Vielleicht ja dies: Wird es die Jungle World noch geben, wenn ich zurückkomme? Sorgen, die man sich einst auch um sein Hab und Gut im besetzten Haus machte, während man im lakadonischen Urwald mit den Indios Hühnchen grillte. Oder: Es muss auch mal ohne mich gehen. Ein Gedanke, der Redakteurinnen und Redakteuren der Jungle World für gewöhnlich fremd ist, aber ungeheure Erleichterung verspricht. Oder: Auf geht’s, up and away über den Tellerrand, neue Eindrücke sammeln, die Welt besser verstehen, Kontakte aufbauen – alles im Dienste der journalistischen Qualität, versteht sich, im Dienste der Sache, der Jungle-Sache.

Oder einfach: Raus hier! Raus aus Deutschland, aus Kreuzberg, aus diesem Hinterhof. Dem Winter. Weg von den buckligen Kollegen und ihren Februar-Depressionen. Oder: Pinguine, Hauptsache Pinguine! Oder: Endlich die Matrix verlassen und sich neu für sie entscheiden. Oder: Die Beziehung retten. Oder auch: Ohje, was werden die ohne mich nur tun? Werden die politischen Antipoden die Gelegenheit nutzen? Werden die stilistischen Gegenspieler alles einreißen? Was wird aus all den offenen Fragen, die wir hier für gewöhnlich ansammeln wie Mutter Courage ihre Brotkrumen? Und: Was, wenn die merken, dass es auch ohne mich geht? Was, wenn plötzlich alles fluffiger läuft? Die Abo-Kurve steigt wie nie zuvor? Ohne mich?!

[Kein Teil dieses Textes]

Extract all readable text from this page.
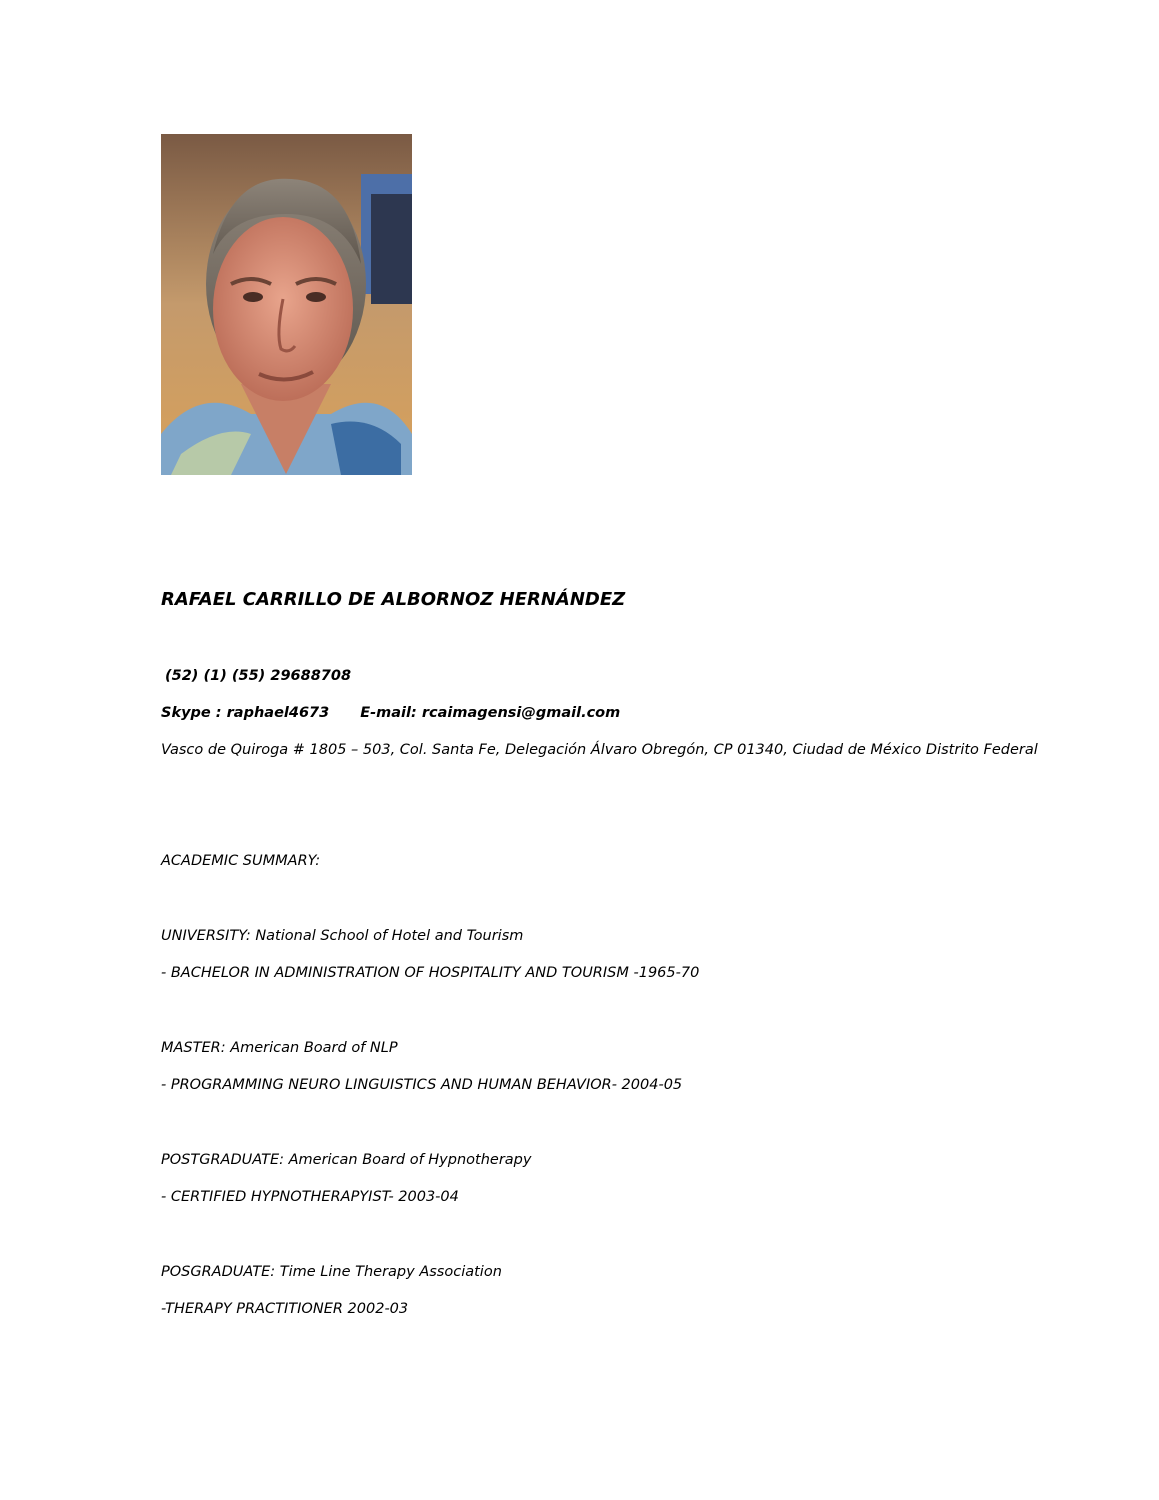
RAFAEL CARRILLO DE ALBORNOZ HERNÁNDEZ
(52) (1) (55) 29688708
Skype : raphael4673 E-mail: rcaimagensi@gmail.com
Vasco de Quiroga # 1805 – 503, Col. Santa Fe, Delegación Álvaro Obregón, CP 01340, Ciudad de México Distrito Federal
ACADEMIC SUMMARY:
UNIVERSITY: National School of Hotel and Tourism
- BACHELOR IN ADMINISTRATION OF HOSPITALITY AND TOURISM -1965-70
MASTER: American Board of NLP
- PROGRAMMING NEURO LINGUISTICS AND HUMAN BEHAVIOR- 2004-05
POSTGRADUATE: American Board of Hypnotherapy
- CERTIFIED HYPNOTHERAPYIST- 2003-04
POSGRADUATE: Time Line Therapy Association
-THERAPY PRACTITIONER 2002-03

Aber vermutlich machen sich unsere Globetrotter all diese Gedanken gar nicht. Vermutlich denken sie vor allem daran, wie der ganze stuff in den kleinen Koffer passen soll. Ob man wohl schon Sonnencreme braucht da unten. Wie sie zum Flughafen kommen sollen. Solche profanen Dinge. Wahrscheinlich geht es ihnen letztendlich genau darum. Das können wir verstehen. Es klingt nach Urlaub.